Le Pôle de compétence numérique (plateforme dédiée au RH numérique créée par l’agence de développement économique du territoire Grand Paris Seine Ouest) a été pionnier dans la mise en place d’un laboratoire dédié à la mobilité inter-entreprises. Nous avons, en effet, construit la première solution de mobilité avec Apitalent et le soutien de l’État. Apitalent vole aujourd’hui de ses propres ailes.
La mobilité : rester compétitif pour le salarié et l’entreprise
Une restructuration pour une multinationale ? Un carnet de commande en baisse pour une PME ?
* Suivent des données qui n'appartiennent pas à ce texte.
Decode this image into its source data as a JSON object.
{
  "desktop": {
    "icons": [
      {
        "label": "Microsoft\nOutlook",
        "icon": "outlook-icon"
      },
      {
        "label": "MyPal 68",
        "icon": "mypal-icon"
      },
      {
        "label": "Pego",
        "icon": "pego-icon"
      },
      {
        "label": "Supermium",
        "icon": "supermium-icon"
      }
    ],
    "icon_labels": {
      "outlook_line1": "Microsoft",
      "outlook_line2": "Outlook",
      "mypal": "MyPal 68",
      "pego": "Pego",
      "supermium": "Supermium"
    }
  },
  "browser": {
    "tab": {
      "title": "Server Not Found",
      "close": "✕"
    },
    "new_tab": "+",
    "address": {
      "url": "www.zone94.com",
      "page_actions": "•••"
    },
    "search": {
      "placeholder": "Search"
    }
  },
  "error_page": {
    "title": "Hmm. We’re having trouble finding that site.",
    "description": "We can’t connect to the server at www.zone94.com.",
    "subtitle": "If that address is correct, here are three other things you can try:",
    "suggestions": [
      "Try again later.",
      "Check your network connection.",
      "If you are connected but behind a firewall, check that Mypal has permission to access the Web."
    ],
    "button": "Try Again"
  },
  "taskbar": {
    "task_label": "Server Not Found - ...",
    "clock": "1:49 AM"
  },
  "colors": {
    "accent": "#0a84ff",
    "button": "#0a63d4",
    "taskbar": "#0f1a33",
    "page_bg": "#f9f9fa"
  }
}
Il est fréquent d’envisager de se séparer de ses collaborateurs. Et pourtant, il existe un dispositif qui peut éviter un licenciement : la mobilité inter-entreprises. Gage de flexibilité pour le manager, sécurité du parcours du salarié, cet outil utilisé à bon escient peut être une formidable opportunité pour le salarié de tester un nouveau job dans une entreprise d’accueil et pour l’entreprise prêteuse de soulager sa masse salariale temporairement ou définitivement. Parallèlement, dans l’écosystème numérique, le prêt temporaire de main d’œuvre est un recours en cas de période d’inter-contrat ou tout simplement pour acquérir de nouvelles méthodes de travail. Le Pôle de compétence numérique a expérimenté ce dispositif avec des partenaires comme HP et Michelin Travel Partner.
Le salarié est en CDI, il ne connaît pas de suspension de son contrat de travail, il est rémunéré par son entreprise d’origine tout en travaillant pour une durée déterminée pour une entreprise d’accueil qui rembourse intégralement les salaires et les charges de l’entreprise d’origine. Les entreprises ne sont pas perdantes, bien au contraire, cela leur permet de recruter et d’adapter leurs ressources humaines à leurs activités. Aujourd’hui, on découvre une véritable volonté de casser les frontières traditionnelles dans les entreprises. Une réduction du coût humain et une manière d’absorber les surcharges temporaires de travail !
Dans un monde en pleine mutation, il est important d’aller plus loin dans ce dispositif notamment dans le prêt temporaire de main d’œuvre. L’économie collaborative a fait naître de nouveaux besoins non pris en compte dans le caractère juridique des textes.
Vous pouvez saisir de nouvelles opportunités professionnelles et gérer votre carrière de façon pro-active. Une chose est sûre : un cadre senior n’a jamais été aussi demandé pour une entreprise NTIC en développement et la demande n’a jamais été aussi forte pour un cadre de gagner en agilité.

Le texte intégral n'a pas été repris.